Même s’il est certain que le livre n’attirera pas tout le monde du fait de son prix somme toute assez élevé et par le fait que l’on peut aimer un auteur sans pour autant avoir envie d’en savoir plus sur sa vie et ses influences, il serait dommage de passer à côté de cet ouvrage d’autant que c’est le seul, avec « Les Nombreuses vies de Conan » aux Moutons Electriques, à être toujours disponible en français.

Mais au final, que contient-il cet ouvrage ?

Hé bien tout simplement tout ce que recherche un lecteur avide de connaître le parcours atypique de Robert Howard durant sa (trop) courte carrière. Si vous avez apprécié les postfaces de Patrice Louinet dans les livres parus chez Bragelonne, alors ce titre est fait pour vous. Nous trouverons dans une première partie la vie de l’auteur.
Une bonne biographie commençant toujours quelques années avant la naissance de la personne dont on parle, nous découvrirons comment sa famille en est venue à s’installer au Texas dans les années 1870 et comment ses parents en vinrent à se rencontrer. Nous aurons l’occasion pour nous de replonger dans la jeunesse de Robert Ervin Howard et les différentes villes où il vécut, allant et venant au gré des déplacements de son père. Nous trouverons ainsi moult détails sur qui était l’homme derrière l’écrivain et son quotidien. Nous y découvrirons quels furent ses relations avec ses parents, les personnes de son entourage et ses problèmes qu’il rencontra tout au long de sa vie d’écrivain.

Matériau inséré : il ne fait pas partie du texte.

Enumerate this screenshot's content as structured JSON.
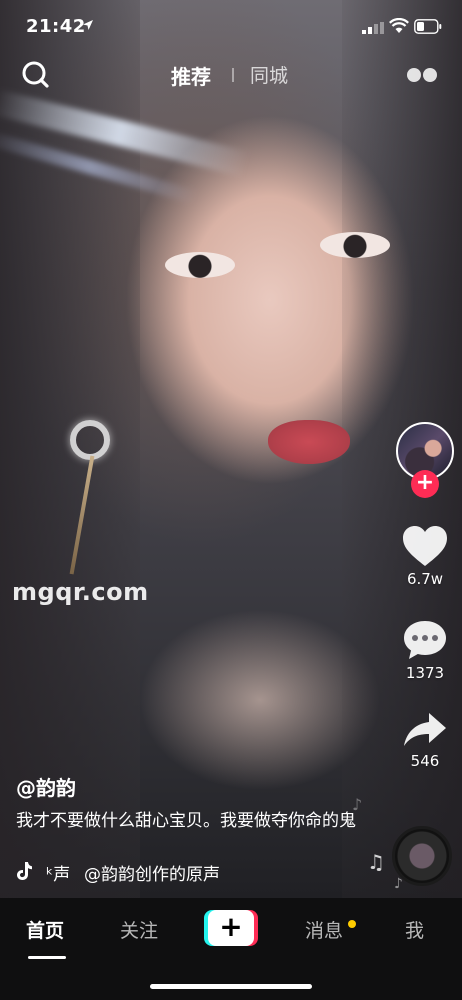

Nous serons gratifiés de quelques fragments de textes et poèmes avant d’attaquer la seconde partie qui regroupe plusieurs essais écrits pas les meilleurs spécialistes de l’auteur :

La fête est finie de Don Herron : Ce texte partant d’une anecdote de Herron nous montre de manière succincte comment Howard, avec Lovecraft, Hammett et Chandler ont modifiés et américanisés les genres dans lesquels ils sont connus et reconnus aujourd’hui. Cela permet d’avoir une bonne entrée en matière pour aborder les autres écrits qui entrerons plus en détails sur tel ou tel aspect de l’œuvre de Howard.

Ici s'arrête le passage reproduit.